Alternatively, schools could cut their class sizes and maintain their standards but lose tuition money.

Either way, they’d take a financial hit. As a result, Mr. Leiter predicts, “barring an enormous turnaround in the economy, which is unlikely, some law schools may fold, and the ones that are most vulnerable are the new, free-standing schools that don’t have university resources to draw on.”

Brian Z. Tamanaha, a professor of law at Washington University in St. Louis who has written and blogged about the crisis of confidence in law schools, predicts that as the number of applicants drops, law schools will offer scholarships to larger proportions of their classes, creating a “de facto tuition drop” that will further strain institutional finances. Schools that are clustered in weak legal markets will be particularly vulnerable.

Meanwhile, some nonelite law schools are resorting to creative tactics to entice students to apply. Thomas M. Cooley devised a ranking system that rated itself as second only to Harvard Law, based in part on the size of its library and the size of its student body.

Atlanta’s John Marshall Law School unveiled an application that allows prospective students to apply from their smartphones or tablet computers. “We want students to be able to come to a law-school forum, tour our campus, talk to us, and apply immediately,” Alan Boyer, associate dean for recruitment and marketing, explains in a news release. “If they have to wait until they get home and turn on a computer,” he said, “they may not apply.” The school also waives the $50 application fee for iPhone applicants.
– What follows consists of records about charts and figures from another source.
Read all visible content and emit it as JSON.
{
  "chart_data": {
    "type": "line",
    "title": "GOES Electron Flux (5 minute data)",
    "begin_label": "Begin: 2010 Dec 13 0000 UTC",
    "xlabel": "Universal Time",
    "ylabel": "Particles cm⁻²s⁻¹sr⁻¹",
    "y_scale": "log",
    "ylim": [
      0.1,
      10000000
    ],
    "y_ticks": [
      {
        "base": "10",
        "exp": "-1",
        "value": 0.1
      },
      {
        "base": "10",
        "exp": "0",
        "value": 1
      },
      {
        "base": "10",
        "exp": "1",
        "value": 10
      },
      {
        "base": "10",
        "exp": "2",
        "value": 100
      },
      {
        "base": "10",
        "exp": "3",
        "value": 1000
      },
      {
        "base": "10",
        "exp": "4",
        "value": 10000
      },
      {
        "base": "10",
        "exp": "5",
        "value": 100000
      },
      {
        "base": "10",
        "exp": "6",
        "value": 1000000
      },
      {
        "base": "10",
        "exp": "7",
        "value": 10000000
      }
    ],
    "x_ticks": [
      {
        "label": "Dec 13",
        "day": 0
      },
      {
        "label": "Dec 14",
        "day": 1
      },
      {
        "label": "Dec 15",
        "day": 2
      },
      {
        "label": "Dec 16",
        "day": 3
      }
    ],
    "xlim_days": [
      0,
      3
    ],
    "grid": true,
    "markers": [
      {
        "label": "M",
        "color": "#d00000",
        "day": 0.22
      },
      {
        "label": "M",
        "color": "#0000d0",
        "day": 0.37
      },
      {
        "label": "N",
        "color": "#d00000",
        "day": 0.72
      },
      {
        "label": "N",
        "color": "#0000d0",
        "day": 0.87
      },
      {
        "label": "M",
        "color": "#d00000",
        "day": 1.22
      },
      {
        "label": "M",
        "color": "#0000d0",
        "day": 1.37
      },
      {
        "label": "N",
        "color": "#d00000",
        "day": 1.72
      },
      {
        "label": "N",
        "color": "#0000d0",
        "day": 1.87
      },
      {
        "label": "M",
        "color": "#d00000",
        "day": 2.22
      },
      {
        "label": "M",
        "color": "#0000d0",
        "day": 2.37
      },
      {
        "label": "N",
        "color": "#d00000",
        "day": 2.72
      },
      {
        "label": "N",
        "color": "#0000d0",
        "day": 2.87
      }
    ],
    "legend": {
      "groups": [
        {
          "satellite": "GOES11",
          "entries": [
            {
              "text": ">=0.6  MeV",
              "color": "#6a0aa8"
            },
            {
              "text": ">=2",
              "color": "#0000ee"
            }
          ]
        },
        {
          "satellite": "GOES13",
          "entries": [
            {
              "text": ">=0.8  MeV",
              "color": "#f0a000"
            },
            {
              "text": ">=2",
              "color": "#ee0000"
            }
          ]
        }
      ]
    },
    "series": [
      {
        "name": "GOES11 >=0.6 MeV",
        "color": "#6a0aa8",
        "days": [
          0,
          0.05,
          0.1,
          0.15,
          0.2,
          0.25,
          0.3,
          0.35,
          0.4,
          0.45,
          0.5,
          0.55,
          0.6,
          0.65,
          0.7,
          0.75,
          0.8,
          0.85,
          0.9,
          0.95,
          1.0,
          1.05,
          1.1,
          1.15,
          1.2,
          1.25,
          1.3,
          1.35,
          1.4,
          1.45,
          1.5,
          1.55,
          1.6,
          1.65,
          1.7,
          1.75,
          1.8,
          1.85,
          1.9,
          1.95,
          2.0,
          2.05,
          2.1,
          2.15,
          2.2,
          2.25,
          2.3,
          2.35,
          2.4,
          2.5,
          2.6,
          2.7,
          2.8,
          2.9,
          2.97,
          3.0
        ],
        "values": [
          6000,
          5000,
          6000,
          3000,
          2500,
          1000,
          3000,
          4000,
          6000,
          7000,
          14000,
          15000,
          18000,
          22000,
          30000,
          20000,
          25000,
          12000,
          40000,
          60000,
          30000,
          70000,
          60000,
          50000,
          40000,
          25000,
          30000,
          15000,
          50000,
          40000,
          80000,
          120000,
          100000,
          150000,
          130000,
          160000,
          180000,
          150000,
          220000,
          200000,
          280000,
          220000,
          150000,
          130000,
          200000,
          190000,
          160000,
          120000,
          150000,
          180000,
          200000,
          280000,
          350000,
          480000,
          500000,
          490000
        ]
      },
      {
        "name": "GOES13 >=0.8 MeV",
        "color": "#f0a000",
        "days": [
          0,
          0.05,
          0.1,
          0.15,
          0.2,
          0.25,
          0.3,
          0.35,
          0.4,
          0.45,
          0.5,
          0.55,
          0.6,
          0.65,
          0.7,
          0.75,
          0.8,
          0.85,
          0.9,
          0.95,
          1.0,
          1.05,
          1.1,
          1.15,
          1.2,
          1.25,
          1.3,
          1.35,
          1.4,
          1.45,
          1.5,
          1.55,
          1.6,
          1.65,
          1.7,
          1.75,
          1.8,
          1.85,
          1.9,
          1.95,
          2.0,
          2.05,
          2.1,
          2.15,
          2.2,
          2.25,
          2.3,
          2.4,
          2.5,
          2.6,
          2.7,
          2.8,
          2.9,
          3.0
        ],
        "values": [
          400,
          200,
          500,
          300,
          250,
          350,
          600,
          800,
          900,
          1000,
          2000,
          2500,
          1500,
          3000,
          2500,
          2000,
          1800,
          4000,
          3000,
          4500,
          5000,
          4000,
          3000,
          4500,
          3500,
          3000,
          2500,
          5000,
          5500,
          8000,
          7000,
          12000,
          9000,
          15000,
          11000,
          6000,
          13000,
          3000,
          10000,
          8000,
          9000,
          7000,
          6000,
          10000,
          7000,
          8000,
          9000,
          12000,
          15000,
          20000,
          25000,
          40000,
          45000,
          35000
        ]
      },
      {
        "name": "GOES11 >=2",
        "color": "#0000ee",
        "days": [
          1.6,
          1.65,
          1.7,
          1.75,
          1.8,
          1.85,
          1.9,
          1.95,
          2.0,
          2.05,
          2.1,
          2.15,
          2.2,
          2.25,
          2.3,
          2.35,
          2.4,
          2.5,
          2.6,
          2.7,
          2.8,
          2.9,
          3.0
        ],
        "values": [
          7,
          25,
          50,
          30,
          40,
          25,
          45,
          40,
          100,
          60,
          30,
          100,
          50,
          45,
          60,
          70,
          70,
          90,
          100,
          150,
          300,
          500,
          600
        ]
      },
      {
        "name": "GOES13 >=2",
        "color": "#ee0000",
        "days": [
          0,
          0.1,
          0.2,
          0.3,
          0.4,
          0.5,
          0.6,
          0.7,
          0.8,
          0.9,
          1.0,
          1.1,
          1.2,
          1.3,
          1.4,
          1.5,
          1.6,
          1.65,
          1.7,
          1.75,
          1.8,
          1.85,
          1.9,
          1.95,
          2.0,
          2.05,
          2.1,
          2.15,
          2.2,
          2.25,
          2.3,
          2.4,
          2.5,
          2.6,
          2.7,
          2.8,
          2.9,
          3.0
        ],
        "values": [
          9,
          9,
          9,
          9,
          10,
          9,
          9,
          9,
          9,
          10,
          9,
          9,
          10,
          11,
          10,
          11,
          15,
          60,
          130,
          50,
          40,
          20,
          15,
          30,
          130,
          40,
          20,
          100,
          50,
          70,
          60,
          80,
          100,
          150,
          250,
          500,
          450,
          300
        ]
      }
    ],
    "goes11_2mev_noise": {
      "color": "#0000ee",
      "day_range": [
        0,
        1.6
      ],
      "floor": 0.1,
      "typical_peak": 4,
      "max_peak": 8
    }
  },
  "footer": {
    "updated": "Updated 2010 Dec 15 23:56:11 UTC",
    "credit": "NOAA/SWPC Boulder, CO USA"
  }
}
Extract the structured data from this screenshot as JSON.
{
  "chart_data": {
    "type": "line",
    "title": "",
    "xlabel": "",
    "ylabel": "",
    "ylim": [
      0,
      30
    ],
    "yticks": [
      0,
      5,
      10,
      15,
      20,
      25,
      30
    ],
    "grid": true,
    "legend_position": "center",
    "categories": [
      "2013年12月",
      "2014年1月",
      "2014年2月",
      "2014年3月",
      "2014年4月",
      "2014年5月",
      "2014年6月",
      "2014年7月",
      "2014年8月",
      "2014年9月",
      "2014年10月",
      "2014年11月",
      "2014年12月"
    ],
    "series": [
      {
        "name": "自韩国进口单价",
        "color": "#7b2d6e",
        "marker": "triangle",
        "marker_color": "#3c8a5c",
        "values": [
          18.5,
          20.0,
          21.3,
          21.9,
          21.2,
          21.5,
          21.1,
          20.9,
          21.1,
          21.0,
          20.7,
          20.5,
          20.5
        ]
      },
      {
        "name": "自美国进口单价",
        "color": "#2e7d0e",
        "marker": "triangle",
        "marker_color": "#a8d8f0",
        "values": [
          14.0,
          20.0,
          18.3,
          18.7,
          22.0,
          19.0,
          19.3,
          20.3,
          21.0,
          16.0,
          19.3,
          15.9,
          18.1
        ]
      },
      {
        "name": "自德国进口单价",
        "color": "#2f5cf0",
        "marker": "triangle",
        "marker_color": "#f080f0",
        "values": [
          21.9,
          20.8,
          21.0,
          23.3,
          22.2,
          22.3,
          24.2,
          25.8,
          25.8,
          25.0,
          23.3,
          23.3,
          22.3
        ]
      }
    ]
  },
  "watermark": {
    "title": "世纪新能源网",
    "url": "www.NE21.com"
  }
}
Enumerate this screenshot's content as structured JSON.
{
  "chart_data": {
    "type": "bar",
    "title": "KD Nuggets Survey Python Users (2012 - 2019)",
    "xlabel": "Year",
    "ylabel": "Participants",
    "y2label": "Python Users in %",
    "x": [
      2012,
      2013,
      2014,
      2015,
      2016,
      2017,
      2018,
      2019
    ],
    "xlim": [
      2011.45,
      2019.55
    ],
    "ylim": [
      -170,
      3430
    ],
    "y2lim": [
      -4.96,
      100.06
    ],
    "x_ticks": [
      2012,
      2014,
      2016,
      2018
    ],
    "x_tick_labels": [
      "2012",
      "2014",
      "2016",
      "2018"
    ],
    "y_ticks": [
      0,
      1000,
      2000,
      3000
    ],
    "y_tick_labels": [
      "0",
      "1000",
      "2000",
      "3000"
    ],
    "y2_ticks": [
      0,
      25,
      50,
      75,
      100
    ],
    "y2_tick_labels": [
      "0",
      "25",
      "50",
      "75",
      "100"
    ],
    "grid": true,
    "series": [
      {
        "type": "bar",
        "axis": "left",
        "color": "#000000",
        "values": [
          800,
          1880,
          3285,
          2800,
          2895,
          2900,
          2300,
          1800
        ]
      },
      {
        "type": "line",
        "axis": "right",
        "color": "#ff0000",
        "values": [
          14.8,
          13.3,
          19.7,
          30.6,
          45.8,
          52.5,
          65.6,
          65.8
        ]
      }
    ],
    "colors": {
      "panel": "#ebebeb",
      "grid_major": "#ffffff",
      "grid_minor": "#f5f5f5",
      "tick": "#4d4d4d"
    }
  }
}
Rudy Hasl, dean of the Thomas Jefferson School of Law, has overseen law schools for 30 years. While some legal analysts question whether a free-standing law school with a first-time bar-passage rate of just over 50 percent and a lawsuit hanging over its head can survive in this climate, he says that Jefferson’s graduates are persistent, and are finding jobs in small firms, representing middle-class people. He thinks both his law school and legal academe will be just fine.

“Every 10 years we hit a trough in which doomsayers predicted that enrollments would decline and that law schools would go out of business,” he says. “We always bounce back.”

Correction (10/18, 11:10 a.m.): This article originally referred incorrectly to the location of John Marshall Law School. There are two law schools with that name, and the one mentioned in this article is in Atlanta, not Chicago. The article has been updated to reflect this correction.